Январь принес волну забастовок, поскольку опять сократили хлебный паек. Потом в начале февраля взбунтовались моряки в Каттаро, они больше не могли выносить скуку и отвратительное питание на борту своих стальных тюрем, стоящих на якоре в заливе Теодо. Тем не менее, как ни странно, общее настроение мрачной безысходности крайне медленно просачивалось на передовую. В замороженных траншеях Альп и на артиллерийских позициях в болотах Венето оборванная, голодная и не обеспеченная боеприпасами, наша большая и пестрая армия почему-то еще держалась.
И мы, моряки-подводники, еще выходили в море, подвергаясь опасности нарваться на мины и глубинные бомбы ради умирающей империи. Но несмотря на это, наша задача весной 1918 года не стала легче, потому что, в конце концов, союзники стали конвоировать все торговые суда. Это может показаться не особо важным, но, уверяю вас как очевидец, что это стало сокрушительным ударом по атакам подводного флота; поразительно, что англичанам не пришло в голову такое очевидное решение раньше. Прежде нам следовало лишь пройти через пролив Отранто - отнюдь не сложная задача, а затем проложить путь в центральную часть Средиземного моря. Потом выбрать судоходные маршруты: из Мальты в Салоники, из Порт-Саида в Салоники или самый многообещающий из всех - Гибралтар-Суэц. Далее оставалось лишь ходить зигзагами, пока не заметим дым, который в девяти случаях из десяти являлся признаком безоружного, ни о чем не подозревающего торгового судна без сопровождения.

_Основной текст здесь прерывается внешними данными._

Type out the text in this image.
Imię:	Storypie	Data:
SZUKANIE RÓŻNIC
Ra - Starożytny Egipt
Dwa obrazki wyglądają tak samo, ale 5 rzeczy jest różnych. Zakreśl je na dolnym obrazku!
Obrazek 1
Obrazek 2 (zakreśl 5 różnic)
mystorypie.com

Конвои сильно усложнили нам жизнь. Мы видели море только в радиусе двенадцати миль, и вероятность заметить конвой была не намного выше, чем увидеть одиночное судно. Неделями мы бесплодно бороздили пустое море. Если же всё-таки встречали конвой и выходили на позицию атаки, её результаты обычно оценивались от неутешительного до пугающего. Мы не могли подняться на поверхность и воспользоваться пушкой, лишь выпустить две торпеды и только, поскольку к тому времени, пока мы перезаряжали аппараты, конвой проносился мимо. Второго шанса атаковать не выпадало: в любом случае, едва заметив следы торпеды, корабли эскорта набрасывались на нас как стервятники на добычу.

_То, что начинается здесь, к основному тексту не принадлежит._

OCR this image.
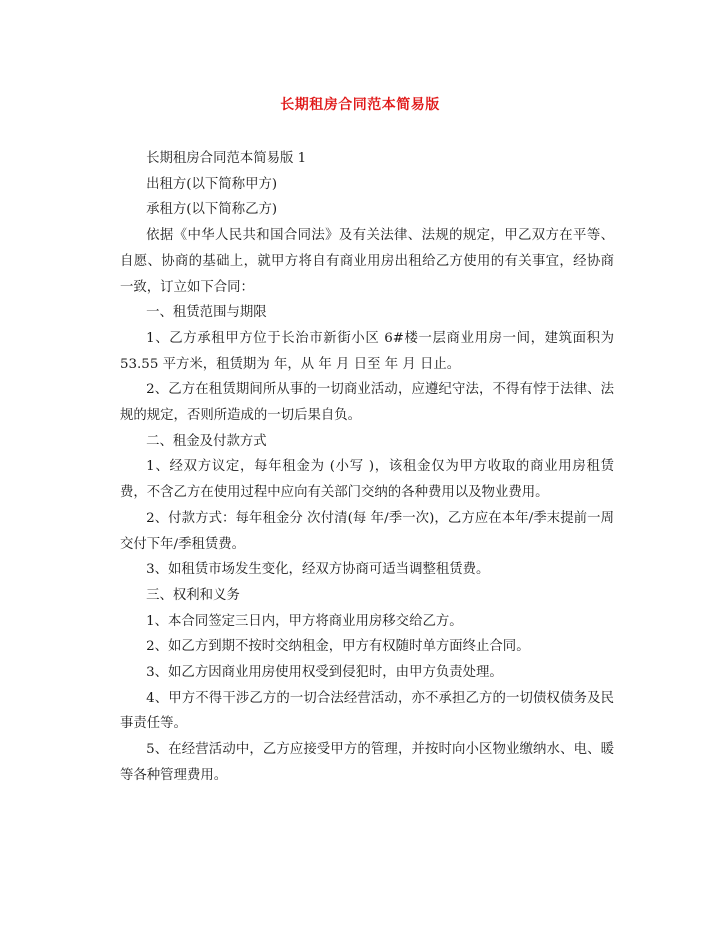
长期租房合同范本简易版

长期租房合同范本简易版 1

出租方(以下简称甲方)

承租方(以下简称乙方)

依据《中华人民共和国合同法》及有关法律、法规的规定，甲乙双方在平等、自愿、协商的基础上，就甲方将自有商业用房出租给乙方使用的有关事宜，经协商一致，订立如下合同：

一、租赁范围与期限

1、乙方承租甲方位于长治市新街小区 6#楼一层商业用房一间，建筑面积为 53.55 平方米，租赁期为 年，从 年 月 日至 年 月 日止。

2、乙方在租赁期间所从事的一切商业活动，应遵纪守法，不得有悖于法律、法规的规定，否则所造成的一切后果自负。

二、租金及付款方式

1、经双方议定，每年租金为 (小写 )，该租金仅为甲方收取的商业用房租赁费，不含乙方在使用过程中应向有关部门交纳的各种费用以及物业费用。

2、付款方式：每年租金分 次付清(每 年/季一次)，乙方应在本年/季末提前一周交付下年/季租赁费。

3、如租赁市场发生变化，经双方协商可适当调整租赁费。

三、权利和义务

1、本合同签定三日内，甲方将商业用房移交给乙方。

2、如乙方到期不按时交纳租金，甲方有权随时单方面终止合同。

3、如乙方因商业用房使用权受到侵犯时，由甲方负责处理。

4、甲方不得干涉乙方的一切合法经营活动，亦不承担乙方的一切债权债务及民事责任等。

5、在经营活动中，乙方应接受甲方的管理，并按时向小区物业缴纳水、电、暖等各种管理费用。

Привычным делом стало, что нас часами забрасывали глубинными бомбами. Даже страшно было смотреть в перископ: плотная стена торговых судов камуфляжной окраски - по три в ряд, как армия гнева Господнего, с эсминцами и снующими туда-сюда сторожевыми кораблями на флангах.
Кроме того, теперь приходилось считаться и с наличием радиопередатчиков. Если в 1916-м ими оснащались лишь немногие торговые суда, то сейчас, похоже, передатчики стояли на всех, и не какое-то коротковолновое старьё, а настоящие радиотелефоны. Так что, как только нас замечали с одного корабля, эфир тут же наполнялся сообщениями — мы называли их «Hallo-Meldungen» — с указанием нашего местоположения и предупреждением всем остальным держаться подальше. Каждую ночь мы угрюмо сидели перед радиоприёмником, слушая голоса ливерпульцев, шотландцев и кокни, обменивающихся последними данными о местоположении «этой проклятой фрицевской подлодки».
В январе U26 потопила большой грузовой пароход, приблизительно шесть тысяч тонн, который отбился от конвоя к северу от Дерны. В феврале мы торпедировали нефтяной танкер в конвое к югу от Крита; потом в марте подбили пароход приблизительно в две тысячи тонн водоизмещением к востоку от Мальты — снова отставший от конвоя. Ни в одном из этих случаев мы даже не могли надолго остаться и убедиться, что они потонули.
Всё это само по себе выглядело весьма удручающе, но когда, вернувшись в Каттаро, мы сравнивали отчёты — свои и наших германских союзников — то видели, что даже им, на гораздо более крупных и быстрых подлодках, становилось всё труднее топить корабли. Никто особенно не рассуждал на эту тему, но незаметно и постепенно начинало закрадываться подозрение, что мы проиграли войну. Газеты твердили, что Британия и Франция находятся на грани краха, что действия подлодок перекрыли пути снабжения из Америки. Но наши глаза говорили иное — каждый раз, когда мы топили судно, мои матросы ныряли в воду, спасая американский бекон и мешки с канадской мукой, чтобы потом разделить их и отправить домой, голодающим семьям. Казалось, стоило нам затопить одно судно, его место тут же занимали два других.